To find the speed of the golf ball immediately after impact, we can use the principle of conservation of momentum, which states that the total momentum before the collision is equal to the total momentum after the collision.

Momentum is defined as the product of an object's mass and velocity, and it is a vector quantity. In this problem, we are given the masses and velocities of the golf club head and the golf ball before and after the collision.

Let's denote the initial velocity of the golf club head as v1_club, the mass of the golf club head as m1_club, the initial velocity of the golf ball as v1_ball, the mass of the golf ball as m1_ball, the final velocity of the golf club head as v2_club, and the final velocity of the golf ball as v2_ball.

According to the conservation of momentum, we have:

(m1_club * v1_club) + (m1_ball * v1_ball) = (m1_club * v2_club) + (m1_ball * v2_ball)
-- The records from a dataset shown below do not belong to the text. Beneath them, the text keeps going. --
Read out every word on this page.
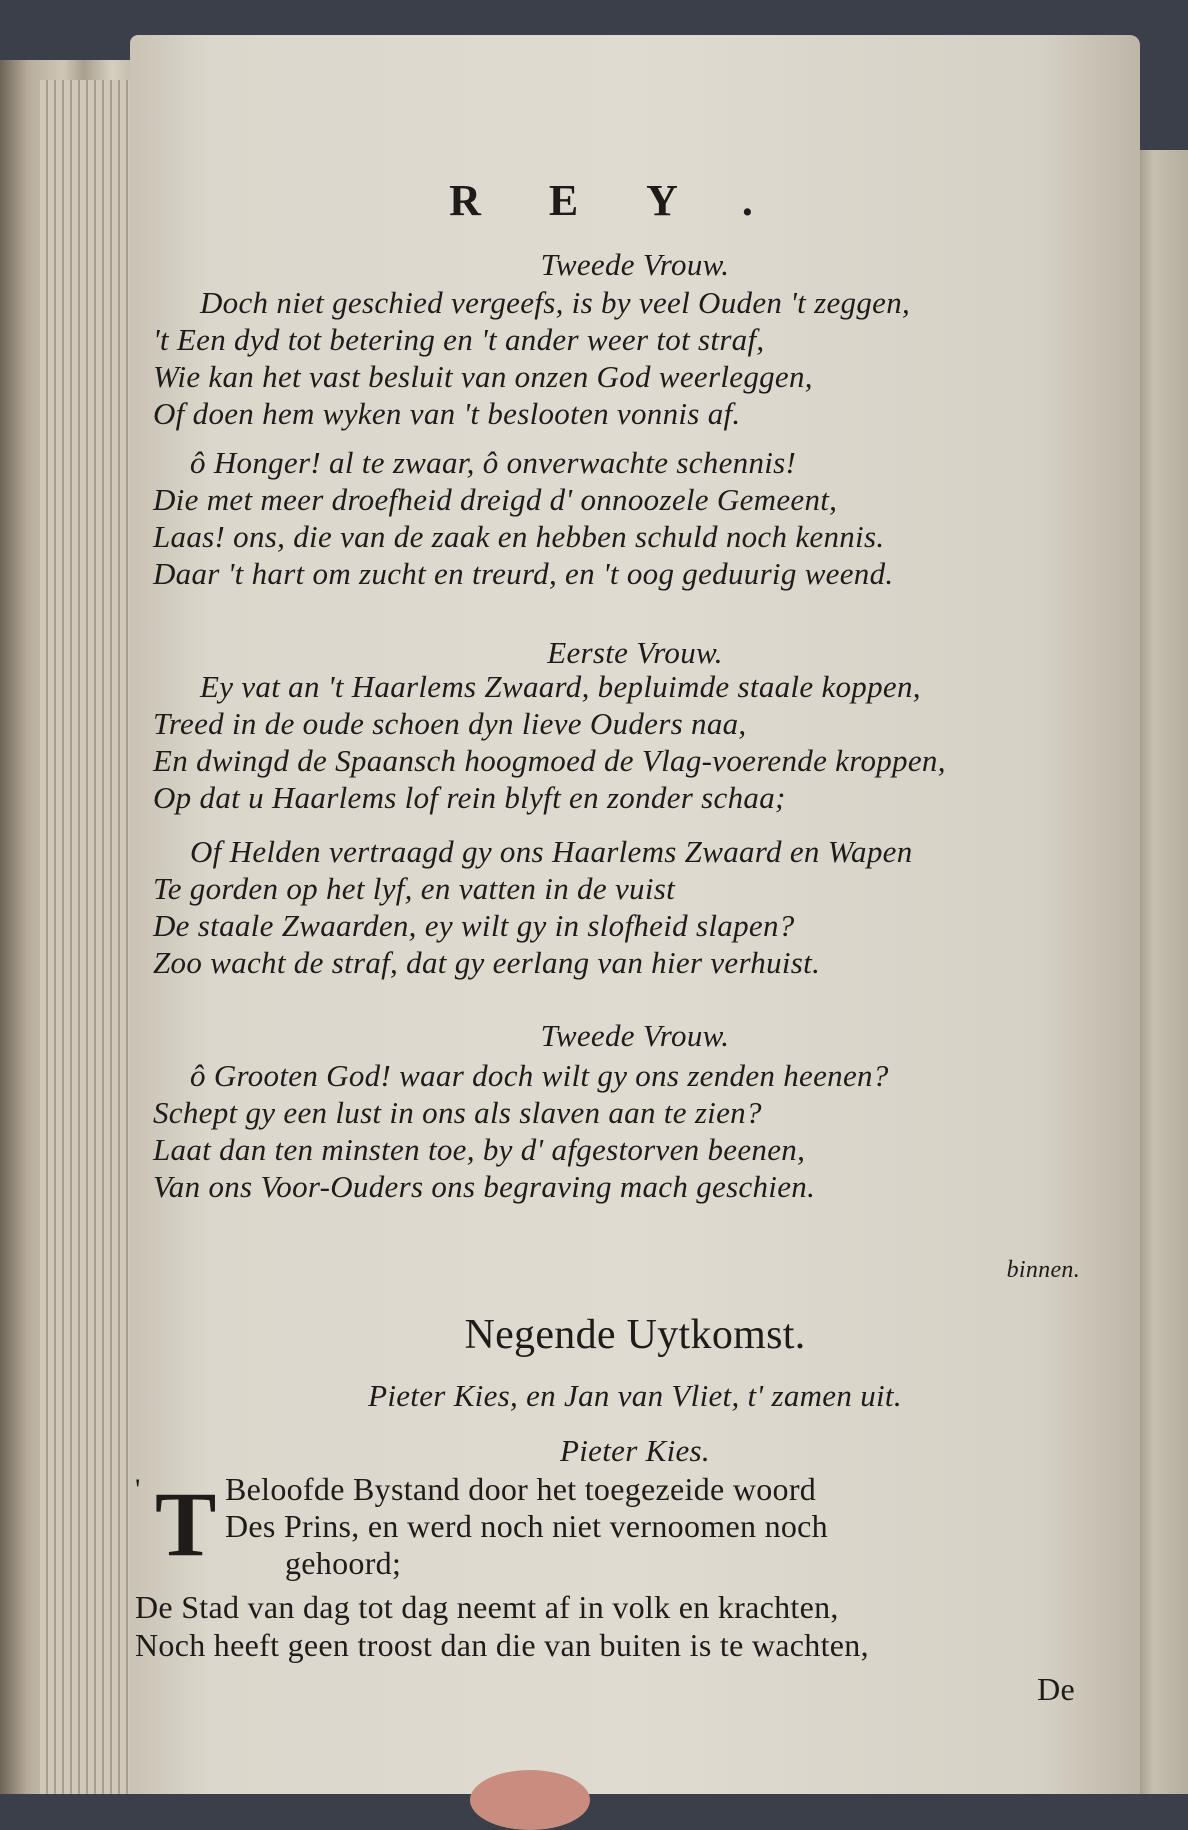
REY.
Tweede Vrouw.
Doch niet geschied vergeefs, is by veel Ouden 't zeggen,
't Een dyd tot betering en 't ander weer tot straf,
Wie kan het vast besluit van onzen God weerleggen,
Of doen hem wyken van 't beslooten vonnis af.
ô Honger! al te zwaar, ô onverwachte schennis!
Die met meer droefheid dreigd d' onnoozele Gemeent,
Laas! ons, die van de zaak en hebben schuld noch kennis.
Daar 't hart om zucht en treurd, en 't oog geduurig weend.
Eerste Vrouw.
Ey vat an 't Haarlems Zwaard, bepluimde staale koppen,
Treed in de oude schoen dyn lieve Ouders naa,
En dwingd de Spaansch hoogmoed de Vlag-voerende kroppen,
Op dat u Haarlems lof rein blyft en zonder schaa;
Of Helden vertraagd gy ons Haarlems Zwaard en Wapen
Te gorden op het lyf, en vatten in de vuist
De staale Zwaarden, ey wilt gy in slofheid slapen?
Zoo wacht de straf, dat gy eerlang van hier verhuist.
Tweede Vrouw.
ô Grooten God! waar doch wilt gy ons zenden heenen?
Schept gy een lust in ons als slaven aan te zien?
Laat dan ten minsten toe, by d' afgestorven beenen,
Van ons Voor-Ouders ons begraving mach geschien.
binnen.
Negende Uytkomst.
Pieter Kies, en Jan van Vliet, t' zamen uit.
Pieter Kies.
'	Beloofde Bystand door het toegezeide woord
Des Prins, en werd noch niet vernoomen noch
gehoord;
De Stad van dag tot dag neemt af in volk en krachten,
Noch heeft geen troost dan die van buiten is te wachten,
De
T
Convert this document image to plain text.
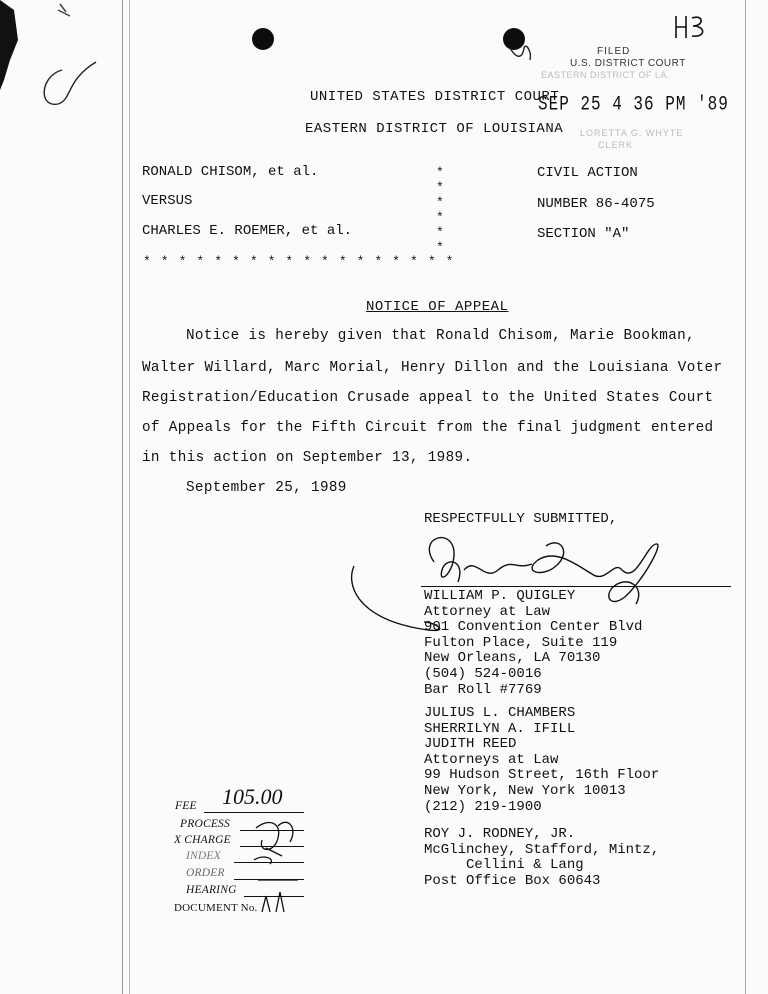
FILED
U.S. DISTRICT COURT
EASTERN DISTRICT OF LA.
SEP 25 4 36 PM '89
LORETTA G. WHYTE
CLERK
UNITED STATES DISTRICT COURT
EASTERN DISTRICT OF LOUISIANA
RONALD CHISOM, et al.
VERSUS
CHARLES E. ROEMER, et al.
*
*
*
*
*
*
* * * * * * * * * * * * * * * * * *
CIVIL ACTION
NUMBER 86-4075
SECTION "A"
NOTICE OF APPEAL
Notice is hereby given that Ronald Chisom, Marie Bookman,
Walter Willard, Marc Morial, Henry Dillon and the Louisiana Voter
Registration/Education Crusade appeal to the United States Court
of Appeals for the Fifth Circuit from the final judgment entered
in this action on September 13, 1989.
September 25, 1989
RESPECTFULLY SUBMITTED,
WILLIAM P. QUIGLEY
Attorney at Law
901 Convention Center Blvd
Fulton Place, Suite 119
New Orleans, LA 70130
(504) 524-0016
Bar Roll #7769
JULIUS L. CHAMBERS
SHERRILYN A. IFILL
JUDITH REED
Attorneys at Law
99 Hudson Street, 16th Floor
New York, New York 10013
(212) 219-1900
ROY J. RODNEY, JR.
McGlinchey, Stafford, Mintz,
Cellini & Lang
Post Office Box 60643
FEE 105.00
PROCESS
X CHARGE
INDEX
ORDER
HEARING
DOCUMENT No.
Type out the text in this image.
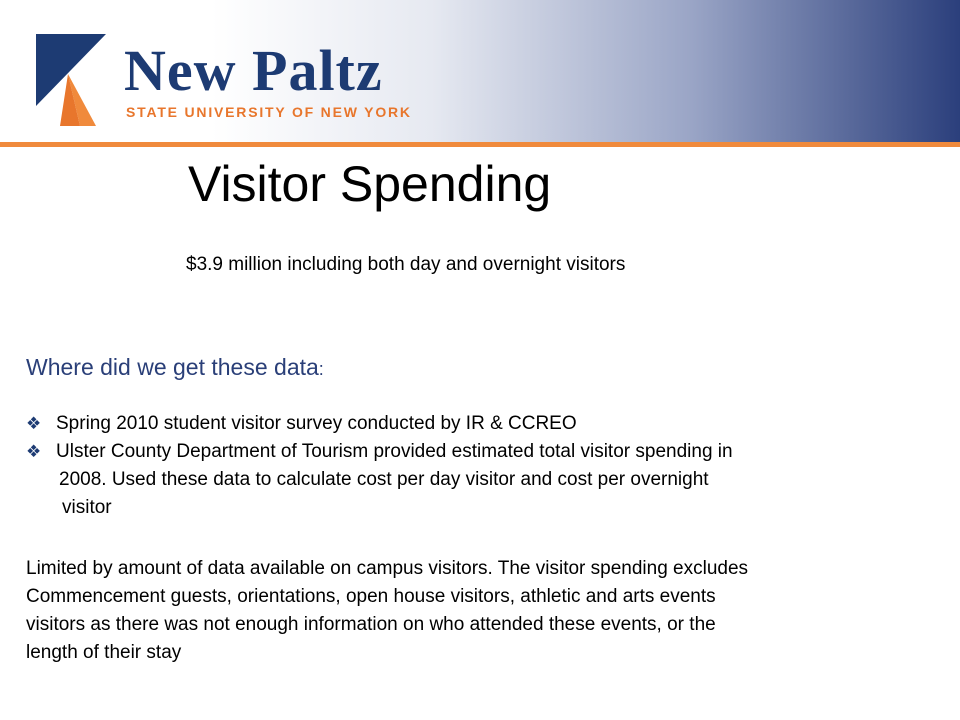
New Paltz
STATE UNIVERSITY OF NEW YORK
Visitor Spending
$3.9 million including both day and overnight visitors
Where did we get these data:
❖ Spring 2010 student visitor survey conducted by IR & CCREO
❖ Ulster County Department of Tourism provided estimated total visitor spending in
2008. Used these data to calculate cost per day visitor and cost per overnight
visitor
Limited by amount of data available on campus visitors. The visitor spending excludes
Commencement guests, orientations, open house visitors, athletic and arts events
visitors as there was not enough information on who attended these events, or the
length of their stay
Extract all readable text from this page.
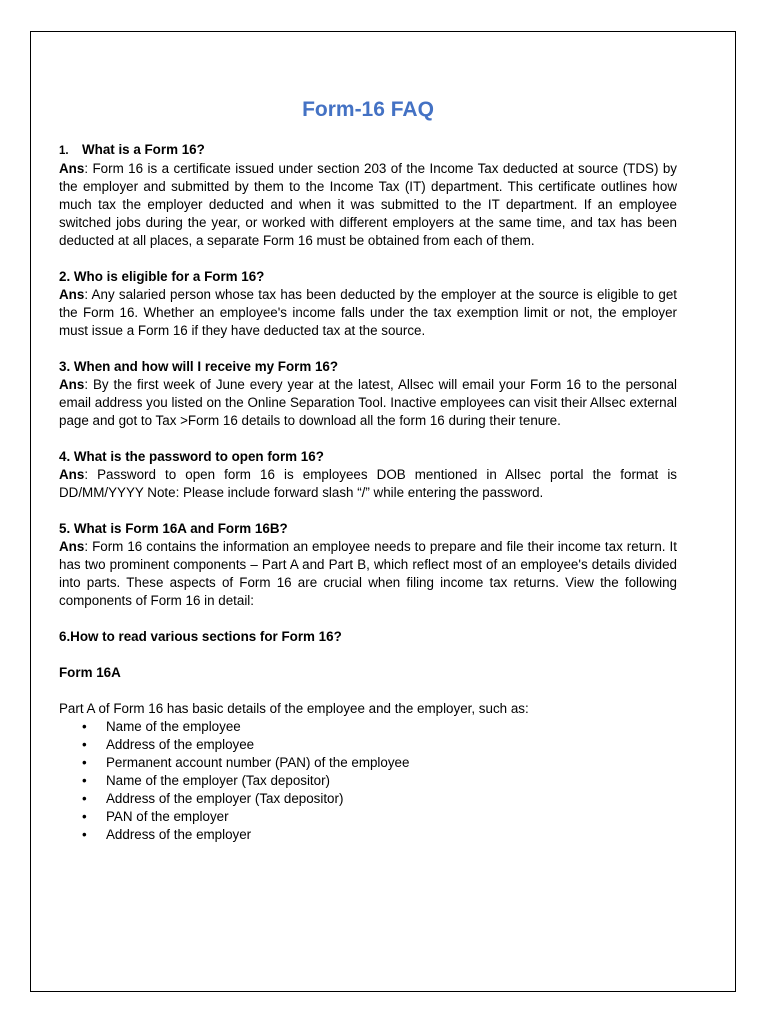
Form-16 FAQ

1. What is a Form 16?

Ans: Form 16 is a certificate issued under section 203 of the Income Tax deducted at source (TDS) by the employer and submitted by them to the Income Tax (IT) department. This certificate outlines how much tax the employer deducted and when it was submitted to the IT department. If an employee switched jobs during the year, or worked with different employers at the same time, and tax has been deducted at all places, a separate Form 16 must be obtained from each of them.

2. Who is eligible for a Form 16?

Ans: Any salaried person whose tax has been deducted by the employer at the source is eligible to get the Form 16. Whether an employee's income falls under the tax exemption limit or not, the employer must issue a Form 16 if they have deducted tax at the source.

3. When and how will I receive my Form 16?

Ans: By the first week of June every year at the latest, Allsec will email your Form 16 to the personal email address you listed on the Online Separation Tool. Inactive employees can visit their Allsec external page and got to Tax >Form 16 details to download all the form 16 during their tenure.

4. What is the password to open form 16?

Ans: Password to open form 16 is employees DOB mentioned in Allsec portal the format is DD/MM/YYYY Note: Please include forward slash “/” while entering the password.

5. What is Form 16A and Form 16B?

Ans: Form 16 contains the information an employee needs to prepare and file their income tax return. It has two prominent components – Part A and Part B, which reflect most of an employee's details divided into parts. These aspects of Form 16 are crucial when filing income tax returns. View the following components of Form 16 in detail:

6.How to read various sections for Form 16?

Form 16A

Part A of Form 16 has basic details of the employee and the employer, such as:

• Name of the employee
• Address of the employee
• Permanent account number (PAN) of the employee
• Name of the employer (Tax depositor)
• Address of the employer (Tax depositor)
• PAN of the employer
• Address of the employer
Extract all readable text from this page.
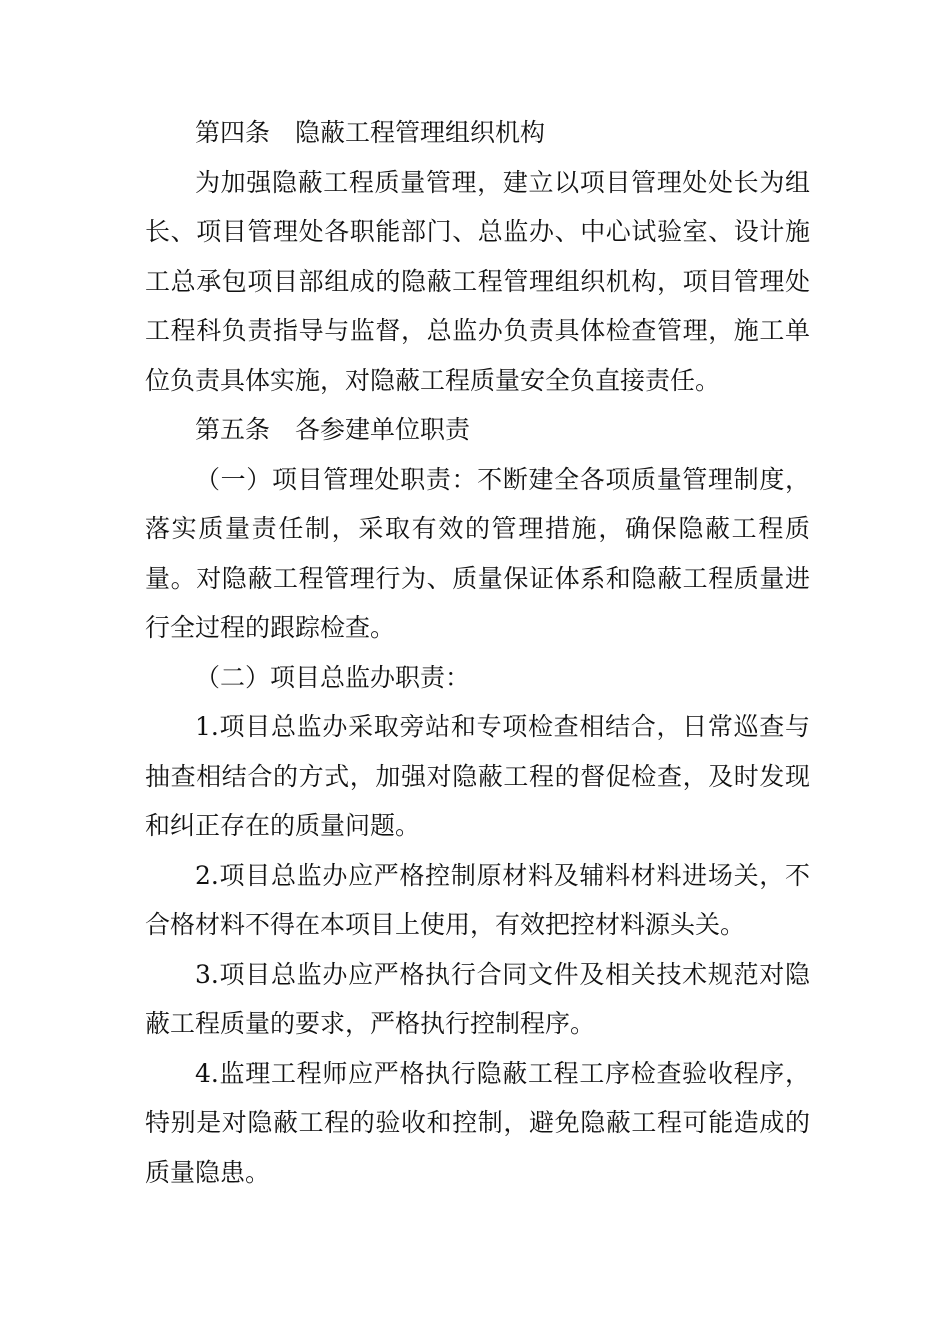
第四条 隐蔽工程管理组织机构

为加强隐蔽工程质量管理，建立以项目管理处处长为组长、项目管理处各职能部门、总监办、中心试验室、设计施工总承包项目部组成的隐蔽工程管理组织机构，项目管理处工程科负责指导与监督，总监办负责具体检查管理，施工单位负责具体实施，对隐蔽工程质量安全负直接责任。

第五条 各参建单位职责

（一）项目管理处职责：不断建全各项质量管理制度，落实质量责任制，采取有效的管理措施，确保隐蔽工程质量。对隐蔽工程管理行为、质量保证体系和隐蔽工程质量进行全过程的跟踪检查。

（二）项目总监办职责：

1.项目总监办采取旁站和专项检查相结合，日常巡查与抽查相结合的方式，加强对隐蔽工程的督促检查，及时发现和纠正存在的质量问题。

2.项目总监办应严格控制原材料及辅料材料进场关，不合格材料不得在本项目上使用，有效把控材料源头关。

3.项目总监办应严格执行合同文件及相关技术规范对隐蔽工程质量的要求，严格执行控制程序。

4.监理工程师应严格执行隐蔽工程工序检查验收程序，特别是对隐蔽工程的验收和控制，避免隐蔽工程可能造成的质量隐患。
Plugging in the given values:

(212 g * 29.8 m/s) + (45.9 g * 0 m/s) = (212 g * 21.8 m/s) + (45.9 g * v2_ball)

Now, let's solve for v2_ball.

(212 g * 29.8 m/s) = (212 g * 21.8 m/s) + (45.9 g * v2_ball)

(212 g * 29.8 m/s) - (212 g * 21.8 m/s) = 45.9 g * v2_ball

Simplifying the equation:

(212 - 212) g * 29.8 m/s = 45.9 g * v2_ball

0 = 45.9 g * v2_ball

Since the mass of the golf ball, m1_ball, is non-zero, the only way for the equation to be true is if v2_ball is equal to 0 m/s. Therefore, the speed of the golf ball immediately after impact is 0 m/s.